Friday, May 28, 2010

All Afghan Politics is Local

I've long urged our war effort in Afghanistan to deal with the national government in Kabul only as much as necessary and to bypass the so-called "central government" to deal with Afghans at a local level to work with us and fight at our side against the jihadis. I fear that a focus on the national--and even provincial--government level will just set us up for failure.
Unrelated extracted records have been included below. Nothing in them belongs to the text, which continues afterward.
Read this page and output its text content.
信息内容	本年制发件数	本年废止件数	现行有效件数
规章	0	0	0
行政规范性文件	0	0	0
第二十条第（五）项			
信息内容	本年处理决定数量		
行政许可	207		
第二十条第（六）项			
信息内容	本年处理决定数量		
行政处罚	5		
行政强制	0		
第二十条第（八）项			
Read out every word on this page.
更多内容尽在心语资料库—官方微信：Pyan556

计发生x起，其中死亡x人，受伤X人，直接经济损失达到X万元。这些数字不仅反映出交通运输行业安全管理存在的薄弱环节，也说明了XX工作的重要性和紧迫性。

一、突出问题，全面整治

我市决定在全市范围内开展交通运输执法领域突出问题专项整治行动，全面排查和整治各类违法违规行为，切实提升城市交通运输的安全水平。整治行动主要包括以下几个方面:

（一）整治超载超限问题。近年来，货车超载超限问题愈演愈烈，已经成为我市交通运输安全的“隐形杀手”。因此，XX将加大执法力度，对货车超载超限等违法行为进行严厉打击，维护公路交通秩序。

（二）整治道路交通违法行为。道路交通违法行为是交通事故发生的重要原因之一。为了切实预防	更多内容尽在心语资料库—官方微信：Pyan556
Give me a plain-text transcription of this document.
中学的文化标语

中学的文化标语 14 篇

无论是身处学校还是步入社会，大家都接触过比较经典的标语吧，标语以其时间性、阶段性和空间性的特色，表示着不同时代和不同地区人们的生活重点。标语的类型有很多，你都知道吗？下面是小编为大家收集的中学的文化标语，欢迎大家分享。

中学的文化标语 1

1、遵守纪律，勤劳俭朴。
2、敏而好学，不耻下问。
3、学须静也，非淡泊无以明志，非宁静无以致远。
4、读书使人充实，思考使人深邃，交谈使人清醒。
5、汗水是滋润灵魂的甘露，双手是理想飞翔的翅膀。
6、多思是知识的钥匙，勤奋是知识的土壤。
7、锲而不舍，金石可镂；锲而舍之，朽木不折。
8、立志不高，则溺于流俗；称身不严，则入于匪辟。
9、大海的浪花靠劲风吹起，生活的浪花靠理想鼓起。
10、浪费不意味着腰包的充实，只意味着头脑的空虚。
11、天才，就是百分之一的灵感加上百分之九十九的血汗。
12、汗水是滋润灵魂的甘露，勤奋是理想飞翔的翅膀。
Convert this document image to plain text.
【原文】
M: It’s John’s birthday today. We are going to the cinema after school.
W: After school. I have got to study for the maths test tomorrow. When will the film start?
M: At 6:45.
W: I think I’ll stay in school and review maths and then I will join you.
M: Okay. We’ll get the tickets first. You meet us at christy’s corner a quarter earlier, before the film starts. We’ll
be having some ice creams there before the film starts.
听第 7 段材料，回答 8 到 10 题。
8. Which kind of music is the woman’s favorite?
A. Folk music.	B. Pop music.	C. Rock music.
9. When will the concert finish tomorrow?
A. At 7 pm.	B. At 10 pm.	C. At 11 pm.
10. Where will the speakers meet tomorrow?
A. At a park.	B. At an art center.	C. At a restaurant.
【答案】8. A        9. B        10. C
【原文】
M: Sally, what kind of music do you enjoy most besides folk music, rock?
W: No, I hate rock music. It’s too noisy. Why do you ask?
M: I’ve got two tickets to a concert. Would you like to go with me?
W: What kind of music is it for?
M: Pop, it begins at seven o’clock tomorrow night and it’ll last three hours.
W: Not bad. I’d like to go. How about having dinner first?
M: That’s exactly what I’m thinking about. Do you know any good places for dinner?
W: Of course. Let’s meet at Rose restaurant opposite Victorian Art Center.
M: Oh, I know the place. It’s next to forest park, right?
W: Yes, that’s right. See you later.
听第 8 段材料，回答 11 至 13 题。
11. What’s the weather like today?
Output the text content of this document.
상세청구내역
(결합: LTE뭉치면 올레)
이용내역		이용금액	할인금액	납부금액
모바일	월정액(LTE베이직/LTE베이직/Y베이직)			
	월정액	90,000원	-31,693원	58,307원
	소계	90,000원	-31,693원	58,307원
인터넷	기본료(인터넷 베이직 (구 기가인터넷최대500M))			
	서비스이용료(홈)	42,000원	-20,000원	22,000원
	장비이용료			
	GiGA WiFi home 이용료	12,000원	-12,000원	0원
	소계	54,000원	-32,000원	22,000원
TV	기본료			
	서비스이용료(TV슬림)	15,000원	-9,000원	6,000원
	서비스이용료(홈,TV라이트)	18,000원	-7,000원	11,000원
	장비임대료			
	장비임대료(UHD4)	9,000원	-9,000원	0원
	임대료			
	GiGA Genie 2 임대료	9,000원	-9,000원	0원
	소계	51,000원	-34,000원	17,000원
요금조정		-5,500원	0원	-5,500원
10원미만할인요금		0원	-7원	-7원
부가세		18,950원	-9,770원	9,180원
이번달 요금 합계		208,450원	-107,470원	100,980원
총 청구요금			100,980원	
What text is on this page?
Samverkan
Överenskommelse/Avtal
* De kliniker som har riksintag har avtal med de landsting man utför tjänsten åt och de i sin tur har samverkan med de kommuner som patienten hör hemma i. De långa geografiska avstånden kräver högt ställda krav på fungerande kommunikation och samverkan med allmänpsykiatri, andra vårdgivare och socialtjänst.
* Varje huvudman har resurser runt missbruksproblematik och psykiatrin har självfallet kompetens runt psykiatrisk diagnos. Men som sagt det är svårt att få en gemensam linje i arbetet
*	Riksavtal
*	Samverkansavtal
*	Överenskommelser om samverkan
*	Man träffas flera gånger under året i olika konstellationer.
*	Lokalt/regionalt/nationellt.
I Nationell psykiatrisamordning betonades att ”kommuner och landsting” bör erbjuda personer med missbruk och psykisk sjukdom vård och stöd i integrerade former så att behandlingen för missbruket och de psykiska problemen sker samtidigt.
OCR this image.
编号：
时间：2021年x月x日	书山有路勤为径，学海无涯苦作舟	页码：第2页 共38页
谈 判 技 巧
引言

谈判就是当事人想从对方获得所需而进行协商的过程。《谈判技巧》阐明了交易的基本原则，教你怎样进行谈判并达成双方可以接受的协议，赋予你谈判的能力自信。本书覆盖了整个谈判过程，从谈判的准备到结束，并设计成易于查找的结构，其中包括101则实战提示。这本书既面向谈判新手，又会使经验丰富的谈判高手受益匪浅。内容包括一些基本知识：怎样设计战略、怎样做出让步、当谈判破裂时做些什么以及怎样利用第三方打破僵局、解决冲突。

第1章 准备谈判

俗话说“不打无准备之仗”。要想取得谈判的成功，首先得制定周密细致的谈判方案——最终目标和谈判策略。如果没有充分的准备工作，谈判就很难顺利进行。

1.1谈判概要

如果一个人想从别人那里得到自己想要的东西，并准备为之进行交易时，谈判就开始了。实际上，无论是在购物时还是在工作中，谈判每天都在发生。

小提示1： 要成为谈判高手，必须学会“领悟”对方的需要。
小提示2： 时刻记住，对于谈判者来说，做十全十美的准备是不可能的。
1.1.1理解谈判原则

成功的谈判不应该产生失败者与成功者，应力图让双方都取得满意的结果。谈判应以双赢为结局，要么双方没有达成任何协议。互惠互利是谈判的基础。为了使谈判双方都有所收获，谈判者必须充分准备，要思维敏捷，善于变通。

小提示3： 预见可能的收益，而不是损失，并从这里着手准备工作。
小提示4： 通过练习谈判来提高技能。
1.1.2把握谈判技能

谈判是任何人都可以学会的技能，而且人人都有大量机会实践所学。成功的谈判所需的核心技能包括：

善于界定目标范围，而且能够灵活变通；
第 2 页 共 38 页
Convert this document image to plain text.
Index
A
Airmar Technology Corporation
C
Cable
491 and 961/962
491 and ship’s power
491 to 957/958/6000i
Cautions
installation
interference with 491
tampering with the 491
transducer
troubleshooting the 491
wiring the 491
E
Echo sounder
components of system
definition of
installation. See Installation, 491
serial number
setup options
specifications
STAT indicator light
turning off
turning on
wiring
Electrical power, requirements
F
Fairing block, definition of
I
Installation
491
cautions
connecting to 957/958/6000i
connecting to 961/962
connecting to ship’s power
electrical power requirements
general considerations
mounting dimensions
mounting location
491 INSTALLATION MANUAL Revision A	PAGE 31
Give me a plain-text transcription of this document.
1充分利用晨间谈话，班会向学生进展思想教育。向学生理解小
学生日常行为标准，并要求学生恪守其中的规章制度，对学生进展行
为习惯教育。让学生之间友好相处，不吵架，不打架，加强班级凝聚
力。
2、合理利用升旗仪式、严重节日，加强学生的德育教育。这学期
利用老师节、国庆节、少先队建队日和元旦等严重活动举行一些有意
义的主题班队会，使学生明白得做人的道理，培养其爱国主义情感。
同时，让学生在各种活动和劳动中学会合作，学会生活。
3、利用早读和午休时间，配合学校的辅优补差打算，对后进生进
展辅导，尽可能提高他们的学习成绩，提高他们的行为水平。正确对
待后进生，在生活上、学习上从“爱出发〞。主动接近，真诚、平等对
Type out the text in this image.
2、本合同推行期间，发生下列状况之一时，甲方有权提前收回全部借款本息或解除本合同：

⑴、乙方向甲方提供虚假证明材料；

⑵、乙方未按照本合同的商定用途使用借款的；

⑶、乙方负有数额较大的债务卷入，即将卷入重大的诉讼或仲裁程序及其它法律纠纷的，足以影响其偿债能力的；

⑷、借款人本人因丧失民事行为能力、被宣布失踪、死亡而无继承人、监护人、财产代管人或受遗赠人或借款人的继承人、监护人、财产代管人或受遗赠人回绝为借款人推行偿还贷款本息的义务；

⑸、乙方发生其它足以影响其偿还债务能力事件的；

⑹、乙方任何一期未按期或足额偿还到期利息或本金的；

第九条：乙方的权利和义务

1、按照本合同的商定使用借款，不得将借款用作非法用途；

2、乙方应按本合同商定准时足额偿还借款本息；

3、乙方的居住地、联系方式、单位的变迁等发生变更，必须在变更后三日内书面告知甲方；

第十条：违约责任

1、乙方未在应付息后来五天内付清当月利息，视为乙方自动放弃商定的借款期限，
So it is reassuring to occasionally read pieces that suggest we are, in fact, working the locals. Strategypage writes:

Since September 11, 2001, the Special Forces have been increasingly influencing the way the Department of Defense deals with irregular warfare. Thus the increase of American forces in Afghanistan is accompanied by new techniques for connecting, and working with, Afghans. This is important, because there is no cultural glue holding Afghanistan together. The country is a patchwork of tribes, each of them looking inwards, rather than outward. Thus the foreign troops find it more effective when they work with the locals on personal and tribal concerns. This is what gets the attention, and cooperation, of rural Afghans. The tribes see the national government as a necessary evil, and provincial government as a source of oppression (unless their tribe controls it.)

This is retail counter-insurgency, winning one village and one valley at a time--while hopefully keeping the national government in Kabul from screwing up our efforts.